Original Repo for Data and readme : https://github.com/wikimedia-research/Discovery-Hiring-Analyst-2016
Task description and data for candidates applying to be a Data Analyst in the Discovery department at Wikimedia Foundation.
Discovery (and other teams within the Foundation) rely on event logging (EL) to track a variety of performance and usage metrics to help us make decisions. Specifically, Discovery is interested in:
- clickthrough rate: the proportion of search sessions where the user clicked on one of the results displayed
- zero results rate: the proportion of searches that yielded 0 results
and other metrics outside the scope of this task. EL uses JavaScript to asynchronously send messages (events) to our servers when the user has performed specific actions. In this task, you will analyze a subset of our event logs.
You must create a reproducible report* answering the following questions:
- What is our daily overall clickthrough rate? How does it vary between the groups?
- Which results do people tend to try first? How does it change day-to-day?
- What is our daily overall zero results rate? How does it vary between the groups?
- Let session length be approximately the time between the first event and the last event in a session. Choose a variable from the dataset and describe its relationship to session length. Visualize the relationship.
- Summarize your findings in an executive summary.
* Given dependencies and other instructions, we should be able to re-run your source code with the dataset in the same directory and obtain the same results and figures. Popular formats for this include RMarkdown and Jupyter Notebook (formerly IPython).
Note: if you submit your report as a Jupyter/IPython notebook on Greenhouse, please upload a copy to GitHub and include the link when you submit it on Greenhouse.
The dataset comes from a tracking schema that we use for assessing user satisfaction. Desktop users are randomly sampled to be anonymously tracked by this schema which uses a "I'm alive" pinging system that we can use to estimate how long our users stay on the pages they visit. The dataset contains just a little more than a week of EL data.

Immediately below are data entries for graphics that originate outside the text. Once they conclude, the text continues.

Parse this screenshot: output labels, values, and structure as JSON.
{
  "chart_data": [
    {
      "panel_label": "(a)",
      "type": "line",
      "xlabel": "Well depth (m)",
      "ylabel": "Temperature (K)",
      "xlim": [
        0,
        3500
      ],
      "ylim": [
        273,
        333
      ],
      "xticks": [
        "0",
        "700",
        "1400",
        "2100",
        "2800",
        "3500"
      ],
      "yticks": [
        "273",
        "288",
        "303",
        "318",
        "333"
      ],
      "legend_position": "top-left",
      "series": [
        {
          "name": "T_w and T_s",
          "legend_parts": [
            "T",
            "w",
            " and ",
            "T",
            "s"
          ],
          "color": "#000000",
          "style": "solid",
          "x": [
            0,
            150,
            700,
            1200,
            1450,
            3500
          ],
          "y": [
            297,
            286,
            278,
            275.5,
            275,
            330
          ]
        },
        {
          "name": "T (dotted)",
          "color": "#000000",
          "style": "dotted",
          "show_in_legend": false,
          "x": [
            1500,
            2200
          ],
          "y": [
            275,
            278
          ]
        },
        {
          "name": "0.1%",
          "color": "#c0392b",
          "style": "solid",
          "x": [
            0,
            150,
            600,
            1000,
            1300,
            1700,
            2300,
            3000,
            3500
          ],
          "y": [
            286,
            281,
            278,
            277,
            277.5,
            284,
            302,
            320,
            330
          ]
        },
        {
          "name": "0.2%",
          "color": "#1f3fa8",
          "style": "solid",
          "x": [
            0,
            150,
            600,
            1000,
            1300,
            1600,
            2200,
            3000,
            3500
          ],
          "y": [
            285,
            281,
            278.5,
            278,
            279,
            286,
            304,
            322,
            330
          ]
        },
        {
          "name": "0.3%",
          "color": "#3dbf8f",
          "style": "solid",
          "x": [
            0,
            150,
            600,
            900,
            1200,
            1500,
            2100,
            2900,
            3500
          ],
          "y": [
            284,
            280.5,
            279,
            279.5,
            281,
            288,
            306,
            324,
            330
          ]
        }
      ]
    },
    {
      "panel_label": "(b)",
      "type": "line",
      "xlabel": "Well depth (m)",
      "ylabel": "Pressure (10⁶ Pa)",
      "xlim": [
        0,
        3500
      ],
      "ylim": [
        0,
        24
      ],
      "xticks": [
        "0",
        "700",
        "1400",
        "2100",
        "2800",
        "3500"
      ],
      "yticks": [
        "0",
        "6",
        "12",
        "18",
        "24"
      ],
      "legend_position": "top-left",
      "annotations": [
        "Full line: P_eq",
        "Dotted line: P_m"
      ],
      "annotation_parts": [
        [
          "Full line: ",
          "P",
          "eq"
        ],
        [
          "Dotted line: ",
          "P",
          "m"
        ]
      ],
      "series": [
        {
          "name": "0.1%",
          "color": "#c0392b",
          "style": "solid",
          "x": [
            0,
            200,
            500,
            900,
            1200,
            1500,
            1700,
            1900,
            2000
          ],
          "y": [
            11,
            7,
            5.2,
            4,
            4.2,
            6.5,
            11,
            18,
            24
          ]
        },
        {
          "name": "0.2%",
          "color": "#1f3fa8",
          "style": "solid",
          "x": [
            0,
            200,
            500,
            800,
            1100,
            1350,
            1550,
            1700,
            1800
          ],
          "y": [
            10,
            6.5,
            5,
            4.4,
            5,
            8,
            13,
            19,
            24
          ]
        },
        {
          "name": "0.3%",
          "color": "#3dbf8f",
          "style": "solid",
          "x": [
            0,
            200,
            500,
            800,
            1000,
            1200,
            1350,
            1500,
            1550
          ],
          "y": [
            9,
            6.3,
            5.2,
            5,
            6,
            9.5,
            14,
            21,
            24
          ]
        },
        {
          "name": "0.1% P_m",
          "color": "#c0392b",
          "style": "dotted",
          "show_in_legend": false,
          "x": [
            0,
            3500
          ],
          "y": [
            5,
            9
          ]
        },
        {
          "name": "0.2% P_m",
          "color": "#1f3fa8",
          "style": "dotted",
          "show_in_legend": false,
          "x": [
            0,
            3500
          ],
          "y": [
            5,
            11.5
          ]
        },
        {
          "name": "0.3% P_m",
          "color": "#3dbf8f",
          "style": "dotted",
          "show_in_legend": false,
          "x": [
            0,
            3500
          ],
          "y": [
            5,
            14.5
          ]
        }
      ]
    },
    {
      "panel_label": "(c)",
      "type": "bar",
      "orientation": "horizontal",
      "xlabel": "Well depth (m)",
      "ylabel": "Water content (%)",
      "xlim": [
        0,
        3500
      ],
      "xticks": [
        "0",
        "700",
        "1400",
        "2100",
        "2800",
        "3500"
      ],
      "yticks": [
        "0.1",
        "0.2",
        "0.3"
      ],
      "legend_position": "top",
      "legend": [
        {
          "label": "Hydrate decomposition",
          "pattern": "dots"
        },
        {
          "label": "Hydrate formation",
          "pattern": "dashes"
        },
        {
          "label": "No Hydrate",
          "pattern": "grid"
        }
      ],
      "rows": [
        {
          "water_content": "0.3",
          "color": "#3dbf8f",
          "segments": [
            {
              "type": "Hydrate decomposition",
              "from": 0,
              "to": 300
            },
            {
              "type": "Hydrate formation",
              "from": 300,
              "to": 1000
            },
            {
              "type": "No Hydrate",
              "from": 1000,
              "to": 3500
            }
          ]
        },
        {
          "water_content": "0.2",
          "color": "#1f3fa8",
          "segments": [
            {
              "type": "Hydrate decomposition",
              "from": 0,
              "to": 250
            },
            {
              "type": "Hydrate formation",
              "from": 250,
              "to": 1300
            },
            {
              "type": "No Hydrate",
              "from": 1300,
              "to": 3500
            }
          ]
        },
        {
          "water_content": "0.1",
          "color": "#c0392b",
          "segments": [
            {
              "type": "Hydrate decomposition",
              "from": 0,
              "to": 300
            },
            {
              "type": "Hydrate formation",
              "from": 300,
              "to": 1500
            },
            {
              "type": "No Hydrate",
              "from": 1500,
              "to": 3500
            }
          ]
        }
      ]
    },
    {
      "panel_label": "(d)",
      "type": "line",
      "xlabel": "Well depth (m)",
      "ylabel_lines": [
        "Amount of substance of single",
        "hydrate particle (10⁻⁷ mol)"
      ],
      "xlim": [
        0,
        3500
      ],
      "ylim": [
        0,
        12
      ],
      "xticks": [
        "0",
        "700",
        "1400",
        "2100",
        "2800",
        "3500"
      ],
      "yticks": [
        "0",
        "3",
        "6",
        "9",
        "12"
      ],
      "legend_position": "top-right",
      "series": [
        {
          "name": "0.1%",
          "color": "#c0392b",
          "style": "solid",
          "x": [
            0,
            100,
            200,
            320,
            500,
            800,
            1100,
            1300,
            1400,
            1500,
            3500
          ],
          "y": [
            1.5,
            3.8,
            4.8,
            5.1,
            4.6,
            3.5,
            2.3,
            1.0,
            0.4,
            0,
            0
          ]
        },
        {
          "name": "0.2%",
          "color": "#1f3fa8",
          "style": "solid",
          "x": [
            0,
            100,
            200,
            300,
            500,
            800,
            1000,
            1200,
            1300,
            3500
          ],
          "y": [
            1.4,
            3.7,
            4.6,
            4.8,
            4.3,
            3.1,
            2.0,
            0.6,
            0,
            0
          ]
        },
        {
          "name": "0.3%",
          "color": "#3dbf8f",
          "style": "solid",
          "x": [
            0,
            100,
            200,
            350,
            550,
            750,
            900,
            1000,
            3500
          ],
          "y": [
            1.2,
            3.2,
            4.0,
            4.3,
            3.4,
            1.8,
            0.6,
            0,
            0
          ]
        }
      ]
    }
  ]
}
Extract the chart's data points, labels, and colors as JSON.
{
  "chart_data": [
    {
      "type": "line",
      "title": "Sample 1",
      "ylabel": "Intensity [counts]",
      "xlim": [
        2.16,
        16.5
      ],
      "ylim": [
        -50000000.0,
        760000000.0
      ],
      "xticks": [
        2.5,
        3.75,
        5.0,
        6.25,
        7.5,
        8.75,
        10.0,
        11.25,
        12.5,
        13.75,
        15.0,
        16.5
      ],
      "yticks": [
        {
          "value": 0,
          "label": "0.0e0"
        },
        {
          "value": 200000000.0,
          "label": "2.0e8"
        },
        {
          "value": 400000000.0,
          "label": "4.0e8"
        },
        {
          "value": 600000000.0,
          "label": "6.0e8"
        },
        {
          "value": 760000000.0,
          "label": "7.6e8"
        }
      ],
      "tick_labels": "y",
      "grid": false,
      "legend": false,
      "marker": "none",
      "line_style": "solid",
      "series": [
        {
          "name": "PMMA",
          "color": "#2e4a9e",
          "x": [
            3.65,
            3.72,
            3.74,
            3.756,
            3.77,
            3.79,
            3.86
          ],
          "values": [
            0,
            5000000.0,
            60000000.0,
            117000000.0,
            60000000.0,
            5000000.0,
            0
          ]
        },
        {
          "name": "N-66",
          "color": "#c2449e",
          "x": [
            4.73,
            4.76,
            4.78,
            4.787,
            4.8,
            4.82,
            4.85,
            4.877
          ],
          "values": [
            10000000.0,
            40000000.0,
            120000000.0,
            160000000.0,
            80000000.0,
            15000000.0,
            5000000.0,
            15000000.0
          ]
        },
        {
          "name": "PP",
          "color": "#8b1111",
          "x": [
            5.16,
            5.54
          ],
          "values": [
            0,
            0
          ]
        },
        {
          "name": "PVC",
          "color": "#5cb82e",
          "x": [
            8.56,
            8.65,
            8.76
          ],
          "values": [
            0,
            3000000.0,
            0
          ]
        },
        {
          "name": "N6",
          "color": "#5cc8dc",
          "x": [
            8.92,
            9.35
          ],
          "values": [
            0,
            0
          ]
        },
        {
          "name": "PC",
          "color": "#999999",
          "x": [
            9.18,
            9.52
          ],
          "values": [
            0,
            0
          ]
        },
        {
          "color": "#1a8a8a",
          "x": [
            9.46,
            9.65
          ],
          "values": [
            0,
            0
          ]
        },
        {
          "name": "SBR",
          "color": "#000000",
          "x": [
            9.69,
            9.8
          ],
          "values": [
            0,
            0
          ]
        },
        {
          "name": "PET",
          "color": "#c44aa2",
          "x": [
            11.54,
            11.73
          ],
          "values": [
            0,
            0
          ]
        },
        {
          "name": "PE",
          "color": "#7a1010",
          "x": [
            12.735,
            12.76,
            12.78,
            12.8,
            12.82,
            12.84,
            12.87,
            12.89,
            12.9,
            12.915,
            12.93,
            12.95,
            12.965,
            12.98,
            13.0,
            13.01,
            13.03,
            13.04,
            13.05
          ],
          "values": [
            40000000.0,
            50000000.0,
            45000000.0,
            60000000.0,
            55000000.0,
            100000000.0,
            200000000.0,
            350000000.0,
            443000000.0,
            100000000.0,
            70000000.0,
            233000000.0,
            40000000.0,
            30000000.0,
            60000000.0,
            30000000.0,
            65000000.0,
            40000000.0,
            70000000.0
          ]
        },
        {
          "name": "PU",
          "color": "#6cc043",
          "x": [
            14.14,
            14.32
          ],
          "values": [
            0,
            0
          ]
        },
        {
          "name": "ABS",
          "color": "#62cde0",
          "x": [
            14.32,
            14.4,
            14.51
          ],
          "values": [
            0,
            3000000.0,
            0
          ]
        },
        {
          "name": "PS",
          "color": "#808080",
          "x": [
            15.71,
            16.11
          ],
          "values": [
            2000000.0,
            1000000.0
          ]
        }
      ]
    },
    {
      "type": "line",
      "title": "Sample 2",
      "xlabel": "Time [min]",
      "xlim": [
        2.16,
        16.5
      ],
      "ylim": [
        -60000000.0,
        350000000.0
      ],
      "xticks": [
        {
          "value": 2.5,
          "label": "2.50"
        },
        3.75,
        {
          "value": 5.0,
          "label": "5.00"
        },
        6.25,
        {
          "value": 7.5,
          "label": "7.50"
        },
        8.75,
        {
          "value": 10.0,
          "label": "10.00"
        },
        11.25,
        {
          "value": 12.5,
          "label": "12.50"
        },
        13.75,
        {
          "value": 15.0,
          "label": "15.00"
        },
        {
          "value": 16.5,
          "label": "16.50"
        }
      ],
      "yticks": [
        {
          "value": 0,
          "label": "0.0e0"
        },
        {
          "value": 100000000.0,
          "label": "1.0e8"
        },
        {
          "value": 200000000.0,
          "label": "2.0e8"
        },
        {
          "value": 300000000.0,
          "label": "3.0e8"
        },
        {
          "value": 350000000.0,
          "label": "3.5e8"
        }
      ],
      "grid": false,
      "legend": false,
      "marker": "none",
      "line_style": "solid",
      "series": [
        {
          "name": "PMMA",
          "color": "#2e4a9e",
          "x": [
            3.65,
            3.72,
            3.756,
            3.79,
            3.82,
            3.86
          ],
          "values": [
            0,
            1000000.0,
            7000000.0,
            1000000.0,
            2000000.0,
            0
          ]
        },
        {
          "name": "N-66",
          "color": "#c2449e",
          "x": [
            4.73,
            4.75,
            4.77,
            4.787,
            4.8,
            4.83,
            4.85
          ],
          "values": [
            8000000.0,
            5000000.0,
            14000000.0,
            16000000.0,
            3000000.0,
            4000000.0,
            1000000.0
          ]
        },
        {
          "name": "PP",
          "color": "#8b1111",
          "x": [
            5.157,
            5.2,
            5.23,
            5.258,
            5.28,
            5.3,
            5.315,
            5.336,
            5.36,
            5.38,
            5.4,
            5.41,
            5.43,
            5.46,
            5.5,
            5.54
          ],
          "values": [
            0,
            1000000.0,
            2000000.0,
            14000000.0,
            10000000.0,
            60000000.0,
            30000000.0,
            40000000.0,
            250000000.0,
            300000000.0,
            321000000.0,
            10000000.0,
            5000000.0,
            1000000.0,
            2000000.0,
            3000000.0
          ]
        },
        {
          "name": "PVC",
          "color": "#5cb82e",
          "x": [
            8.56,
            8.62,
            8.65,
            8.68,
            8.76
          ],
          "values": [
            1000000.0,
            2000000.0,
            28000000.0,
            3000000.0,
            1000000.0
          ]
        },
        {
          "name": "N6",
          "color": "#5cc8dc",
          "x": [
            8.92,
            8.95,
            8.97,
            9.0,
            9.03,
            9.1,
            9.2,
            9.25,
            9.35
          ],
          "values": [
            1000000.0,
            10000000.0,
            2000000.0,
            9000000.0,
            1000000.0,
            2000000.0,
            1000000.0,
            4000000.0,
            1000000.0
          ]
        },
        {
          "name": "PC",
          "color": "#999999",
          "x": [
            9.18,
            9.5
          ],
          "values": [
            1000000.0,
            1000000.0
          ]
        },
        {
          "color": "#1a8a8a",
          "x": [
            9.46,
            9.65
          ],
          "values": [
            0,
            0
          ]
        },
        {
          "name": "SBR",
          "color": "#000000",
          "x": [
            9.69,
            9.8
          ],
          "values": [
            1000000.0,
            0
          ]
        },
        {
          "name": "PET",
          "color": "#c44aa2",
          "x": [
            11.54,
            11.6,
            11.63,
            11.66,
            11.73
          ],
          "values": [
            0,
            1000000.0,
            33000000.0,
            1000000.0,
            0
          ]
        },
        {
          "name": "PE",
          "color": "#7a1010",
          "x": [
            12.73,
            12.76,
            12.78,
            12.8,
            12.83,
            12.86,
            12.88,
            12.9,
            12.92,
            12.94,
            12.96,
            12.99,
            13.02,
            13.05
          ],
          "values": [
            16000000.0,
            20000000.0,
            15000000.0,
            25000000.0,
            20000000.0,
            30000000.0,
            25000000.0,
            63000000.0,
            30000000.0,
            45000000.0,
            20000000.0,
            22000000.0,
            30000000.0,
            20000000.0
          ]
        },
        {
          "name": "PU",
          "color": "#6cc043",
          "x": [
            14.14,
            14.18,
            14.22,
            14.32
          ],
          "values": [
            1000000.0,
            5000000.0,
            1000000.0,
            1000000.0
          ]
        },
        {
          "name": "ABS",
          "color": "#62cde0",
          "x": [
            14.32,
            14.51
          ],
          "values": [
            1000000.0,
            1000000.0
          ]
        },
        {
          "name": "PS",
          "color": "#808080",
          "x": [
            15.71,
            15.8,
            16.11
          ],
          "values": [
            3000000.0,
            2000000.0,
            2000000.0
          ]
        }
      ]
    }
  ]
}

Column | Value | Description |
---|---|---|
uuid | string | Universally unique identifier (UUID) for backend event handling. |
timestamp | integer | The date and time (UTC) of the event, formatted as YYYYMMDDhhmmss. |
session_id | string | A unique ID identifying individual sessions. |
group | string | A label ("a" or "b"). |
action | string | Identifies in which the event was created. See below. |
checkin | integer | How many seconds the page has been open for. |
page_id | string | A unique identifier for correlating page visits and check-ins. |
n_results | integer | Number of hits returned to the user. Only shown for searchResultPage events. |
result_position | integer | The position of the visited page's link on the search engine results page (SERP). |
The following are possible values for an event's action field:
- searchResultPage: when a new search is performed and the user is shown a SERP.
- visitPage: when the user clicks a link in the results.
- checkin: when the user has remained on the page for a pre-specified amount of time.
uuid | timestamp | session_id | group | action | checkin | page_id | n_results | result_position |
---|---|---|---|---|---|---|---|---|
4f699f344515554a9371fe4ecb5b9ebc | 20160305195246 | 001e61b5477f5efc | b | searchResultPage | NA | 1b341d0ab80eb77e | 7 | NA |
759d1dc9966353c2a36846a61125f286 | 20160305195302 | 001e61b5477f5efc | b | visitPage | NA | 5a6a1f75124cbf03 | NA | 1 |
77efd5a00a5053c4a713fbe5a48dbac4 | 20160305195312 | 001e61b5477f5efc | b | checkin | 10 | 5a6a1f75124cbf03 | NA | 1 |
42420284ad895ec4bcb1f000b949dd5e | 20160305195322 | 001e61b5477f5efc | b | checkin | 20 | 5a6a1f75124cbf03 | NA | 1 |
8ffd82c27a355a56882b5860993bd308 | 20160305195332 | 001e61b5477f5efc | b | checkin | 30 | 5a6a1f75124cbf03 | NA | 1 |
2988d11968b25b29add3a851bec2fe02 | 20160305195342 | 001e61b5477f5efc | b | checkin | 40 | 5a6a1f75124cbf03 | NA | 1 |
This user's search query returned 7 results, they clicked on the first result, and stayed on the page between 40 and 50 seconds. (The next check-in would have happened at 50s.)